If Christmastime is supposed to a joyous period in a person’s life, I never would have guessed after watching Noel. If ever there needed to be a film to counter all of the upbeat, happy and downright peppy films of December holiday season, this is the one. Almost all of the time we watch these characters, they’re having a terrible time on either Christmas Eve or the big day itself.

This is an ensemble film with a few main stories. I’ll list characters and situations before diving further into them. We spend more time with Rose (Susan Sarandon) than any other character. She’s alone in life, not having many friends, a significant other, or much family. Her father died and her mother has been struck by Alzheimer’s. Her mother has trouble even attempting to eat food, and Rose knows that the elderly woman doesn’t even recognize her face.

The next story involves Mike (Paul Walker) and Nina (Penélope Cruz). They’re due to be married in a week, but thanks to Mike’s constant jealousy, Nina is having second thoughts. She leaves and comes back all throughout the film, taking a taxi each time. I figure this might have been her most expensive Christmas yet. Mike’s involved in a separate story too, involving a restaurant waiter named Artie (Alan Arkin), who claims to recognize him despite Mike having never seen him before. What’s weird is that Artie even knows his favorite type of cookie. I kept wanting a cookie while watching this film, as one might have helped cheer me up.

There’s also a man named Jules (Marcus Thomas) who we learn had his best Christmas at the age of 14, when he had his nose broken and had to spend the night at the hospital, which was having a party. He spends most of his time either reminiscing about that night, or attempting to land in the hospital so that he can have another party.

I’ll say this right away: This is not the film for you to sit down with your family and watch during the holidays. For most of the time, it’s not a lot of fun. Emotionally involving, sure, but if you want a feel-good film for the whole family, look elsewhere. (It is only rated PG, though, so I suppose if your family enjoys having a good cry together, then maybe this is the film for you.)

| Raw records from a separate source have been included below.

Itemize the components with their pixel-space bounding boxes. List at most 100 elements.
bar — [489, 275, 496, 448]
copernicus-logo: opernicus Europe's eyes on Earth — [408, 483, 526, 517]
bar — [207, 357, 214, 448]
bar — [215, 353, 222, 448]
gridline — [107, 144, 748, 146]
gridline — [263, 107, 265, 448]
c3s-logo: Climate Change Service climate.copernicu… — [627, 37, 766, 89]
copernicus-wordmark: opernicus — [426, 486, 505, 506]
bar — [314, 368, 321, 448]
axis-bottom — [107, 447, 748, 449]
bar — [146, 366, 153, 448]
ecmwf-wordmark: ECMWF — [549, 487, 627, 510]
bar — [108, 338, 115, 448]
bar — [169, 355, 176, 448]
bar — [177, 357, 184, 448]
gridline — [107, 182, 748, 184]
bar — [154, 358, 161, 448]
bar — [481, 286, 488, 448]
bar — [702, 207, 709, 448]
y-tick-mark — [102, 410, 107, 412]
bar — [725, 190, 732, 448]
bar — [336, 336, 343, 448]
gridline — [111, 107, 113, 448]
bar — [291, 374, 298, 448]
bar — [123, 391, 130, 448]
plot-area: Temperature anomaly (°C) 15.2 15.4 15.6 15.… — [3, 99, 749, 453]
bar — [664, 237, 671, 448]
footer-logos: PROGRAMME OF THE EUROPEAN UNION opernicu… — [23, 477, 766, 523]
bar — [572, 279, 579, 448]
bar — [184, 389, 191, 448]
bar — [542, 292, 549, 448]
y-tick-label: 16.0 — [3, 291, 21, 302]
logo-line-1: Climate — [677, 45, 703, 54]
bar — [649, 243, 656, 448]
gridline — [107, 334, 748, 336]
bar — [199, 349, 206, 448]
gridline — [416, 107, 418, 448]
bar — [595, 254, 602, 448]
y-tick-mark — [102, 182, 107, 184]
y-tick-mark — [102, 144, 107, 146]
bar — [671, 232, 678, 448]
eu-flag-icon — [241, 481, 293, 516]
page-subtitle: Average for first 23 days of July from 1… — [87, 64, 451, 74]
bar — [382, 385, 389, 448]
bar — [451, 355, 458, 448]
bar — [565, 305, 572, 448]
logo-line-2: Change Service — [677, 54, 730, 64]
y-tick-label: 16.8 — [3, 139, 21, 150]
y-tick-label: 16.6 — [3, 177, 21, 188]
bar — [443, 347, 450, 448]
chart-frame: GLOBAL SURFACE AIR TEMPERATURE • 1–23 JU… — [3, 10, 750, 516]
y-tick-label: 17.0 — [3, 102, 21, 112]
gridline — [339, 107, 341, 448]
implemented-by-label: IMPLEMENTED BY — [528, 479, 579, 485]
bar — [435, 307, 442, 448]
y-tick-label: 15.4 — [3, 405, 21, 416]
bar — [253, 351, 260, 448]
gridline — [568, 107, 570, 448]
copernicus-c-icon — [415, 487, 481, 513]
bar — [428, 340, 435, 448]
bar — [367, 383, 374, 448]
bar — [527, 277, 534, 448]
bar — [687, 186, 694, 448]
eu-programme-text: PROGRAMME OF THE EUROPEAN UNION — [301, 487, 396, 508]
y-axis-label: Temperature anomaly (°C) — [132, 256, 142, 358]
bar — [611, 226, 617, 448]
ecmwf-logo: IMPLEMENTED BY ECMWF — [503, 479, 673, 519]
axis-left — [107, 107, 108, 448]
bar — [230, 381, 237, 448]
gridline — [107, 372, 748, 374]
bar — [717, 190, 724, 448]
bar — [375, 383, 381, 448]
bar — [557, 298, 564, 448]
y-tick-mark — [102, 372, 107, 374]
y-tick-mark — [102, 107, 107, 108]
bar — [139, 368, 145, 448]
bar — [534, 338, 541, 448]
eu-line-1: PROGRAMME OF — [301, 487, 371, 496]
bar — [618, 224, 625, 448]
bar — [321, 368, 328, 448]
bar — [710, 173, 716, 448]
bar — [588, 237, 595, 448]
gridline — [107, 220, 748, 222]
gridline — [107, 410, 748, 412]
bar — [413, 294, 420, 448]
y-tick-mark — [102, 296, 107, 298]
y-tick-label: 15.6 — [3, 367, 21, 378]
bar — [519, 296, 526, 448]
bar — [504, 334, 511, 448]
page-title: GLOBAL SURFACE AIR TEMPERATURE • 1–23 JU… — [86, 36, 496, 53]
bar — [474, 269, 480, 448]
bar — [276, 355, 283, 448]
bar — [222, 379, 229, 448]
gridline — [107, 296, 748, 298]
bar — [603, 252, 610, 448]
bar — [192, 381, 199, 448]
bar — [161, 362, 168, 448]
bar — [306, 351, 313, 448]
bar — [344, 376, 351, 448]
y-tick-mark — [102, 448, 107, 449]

The storylines don’t intertwine like one might expect from this type of film. Characters definitely pass by one another and go to the same places, but there are few interactions. The only significant one that occurs out of the people I mentioned comes from Rose and Nina, although they go out for a drink and then never see one another again. That doesn’t make the time they spend together unimportant though, as it does help advance characters by having them give one another a pep talk.

I’ve skipped over one character who appears more prominently later in the film. He shows up in one of the earliest scenes in what I originally assumed to be a cameo, but it turns out that he plays a pivotal role near the end. I’m leaving him out of my description because he chose to go uncredited, and I think I know why. If he were to be credited, it might ruin what can be called one of the major turns in the plot. I’ll let you spoil that for you if you want, but I’d recommend leaving it for you to discover for yourself if you ever plan to watch Noel.

I was a little bit taken aback by this film. I’m fine with admitting that. It was nothing like I expected it would be, especially in terms of tone and what it brought to the table. There are few happy moments in this film, even if there may be some optimism given by the ending (at least, that’s the case in some of the stories). I almost think it’s worth a second viewing going in knowing what to expect so that the initial shock of “wow, this isn’t a very happy film” is lessened.

Overall, I think it’s a well-made film that deserves a watch, even if it’ll probably have a very difficult time finding an audience. If it wasn’t set around the holiday season, and instead was just a film about the unenviable lives of some people, maybe it would have been much easier to initially accept. But setting it in a period that where you only want to feel happy and you don’t want to watch misery for 90 minutes means that a lot of people simply won’t want to watch it.

I think that’s too bad, but I completely understand it. Noel isn’t enjoyable, at least not on the level of “I’m having a good time while watching this.” The characters get some development, the dialogue generally works, the plot is kept tight and features a couple of surprises, most of the actors pull their weight — all of the makings of a good film are here. It’s just set in a period that makes it all the more difficult to watch. Who wants to be sad on Christmas or Christmas Eve?

Noel is a good film that I can’t recommend you watch. Why not? It’s not an enjoyable Christmas movie, that’s why. I don’t want you to put this in your DVD player, sit down as a family and then watch a bunch of people live depressing lives for 90 minutes during your holidays. However, if you do want that type of film, for whatever reason for watching during whatever time, then it’s a pretty good one with a well-structured plot and a good enough cast to hold it together.